Comment, par où, par quels moyens appréhender le Cinéma du hongrois Béla Tarr ? Cinéaste exigeant, littéralement génial et connu des cinéphiles français depuis seulement une dizaine d'années - avec la diffusion du très poétique Les Harmonies Werckmeister, drame existentiel où l'on peut à sa guise se perdre dans l'oeil d'une baleine morte - Béla Tarr est l'auteur de dix longs métrages dont l'ultime et âpre chef d'oeuvre Le Cheval de Turin, le sublime et bouleversant Damnation et peut-être ce qui reste son film le plus important, le plus complexe et le plus représentatif de son cinéma : le terrible et somptueux Satantango.

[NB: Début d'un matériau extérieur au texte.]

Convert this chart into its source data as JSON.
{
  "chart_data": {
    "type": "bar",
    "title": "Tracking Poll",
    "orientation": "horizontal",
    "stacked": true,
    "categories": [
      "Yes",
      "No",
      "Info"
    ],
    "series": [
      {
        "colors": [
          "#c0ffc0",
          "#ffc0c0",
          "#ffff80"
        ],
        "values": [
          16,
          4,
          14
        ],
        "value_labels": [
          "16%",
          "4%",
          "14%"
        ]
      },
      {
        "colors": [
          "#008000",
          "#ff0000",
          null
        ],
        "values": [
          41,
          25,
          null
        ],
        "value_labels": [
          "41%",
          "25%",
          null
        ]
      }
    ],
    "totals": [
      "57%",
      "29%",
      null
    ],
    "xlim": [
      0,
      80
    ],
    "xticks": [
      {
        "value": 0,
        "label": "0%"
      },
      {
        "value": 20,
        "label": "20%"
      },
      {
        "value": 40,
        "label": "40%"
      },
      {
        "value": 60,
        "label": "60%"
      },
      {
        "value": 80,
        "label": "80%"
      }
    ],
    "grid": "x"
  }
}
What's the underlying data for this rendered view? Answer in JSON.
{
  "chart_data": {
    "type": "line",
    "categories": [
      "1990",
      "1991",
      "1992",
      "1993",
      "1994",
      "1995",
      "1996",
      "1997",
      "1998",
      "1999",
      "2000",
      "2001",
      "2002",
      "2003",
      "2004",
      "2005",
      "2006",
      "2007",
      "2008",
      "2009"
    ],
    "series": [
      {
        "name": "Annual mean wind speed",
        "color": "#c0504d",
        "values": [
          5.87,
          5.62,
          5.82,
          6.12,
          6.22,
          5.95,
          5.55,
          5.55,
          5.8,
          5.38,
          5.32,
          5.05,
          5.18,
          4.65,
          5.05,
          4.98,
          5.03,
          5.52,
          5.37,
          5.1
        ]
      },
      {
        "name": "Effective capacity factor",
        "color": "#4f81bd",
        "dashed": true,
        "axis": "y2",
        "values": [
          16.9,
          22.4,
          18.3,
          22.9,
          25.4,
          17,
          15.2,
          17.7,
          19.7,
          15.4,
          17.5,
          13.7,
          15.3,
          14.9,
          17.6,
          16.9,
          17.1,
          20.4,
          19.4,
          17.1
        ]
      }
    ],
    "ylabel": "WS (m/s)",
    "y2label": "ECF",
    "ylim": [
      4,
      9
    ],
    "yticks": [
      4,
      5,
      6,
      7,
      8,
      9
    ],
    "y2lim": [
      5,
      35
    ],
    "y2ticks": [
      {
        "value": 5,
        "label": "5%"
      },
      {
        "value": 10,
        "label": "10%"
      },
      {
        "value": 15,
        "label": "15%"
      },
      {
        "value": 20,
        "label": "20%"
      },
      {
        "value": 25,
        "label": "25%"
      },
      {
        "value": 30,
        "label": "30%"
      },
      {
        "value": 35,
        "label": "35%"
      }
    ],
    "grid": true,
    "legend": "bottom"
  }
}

Avant d'aborder le voyage cinématographique sans précédent que constitue la projection de Satantango, revenons rapidement sur ce qui pourrait résumer - de manière un brin réductrice - l'Oeuvre de Béla Tarr. D'abord des films qui travaillent la durée au travers de longs plans dilatés épousant les sujets filmés : hommes, femmes, animaux mais aussi fermes, plaines et chemins boueux, ports ou places villageoises, bars ou cabarets, chambres à coucher ou appartements. Il apparaît évident que le Cinéma de Béla Tarr considère l'espace et le temps comme deux valeurs inaliénables, intimement incorporées l'une à l'autre, qu'il s'agisse d'un nid familial, d'une coopérative agricole ( Satantango ) ou d'une ville portuaire ( L'Homme de Londres ). Béla Tarr manipule la durée moins par souci de réalisme que par invitation à la contemplation, nous offrant quelques-uns des plus beaux plans-séquence de l'Histoire du Cinéma : la valse météorique qui introduit Les Harmonies Werckmeister, la chanson ténébreuse berçant le Titanik dans Damnation, le plan d'ouverture de L'Homme de Londres, celui qui suit l'anecdote nietzschéenne dans Le Cheval de Turin...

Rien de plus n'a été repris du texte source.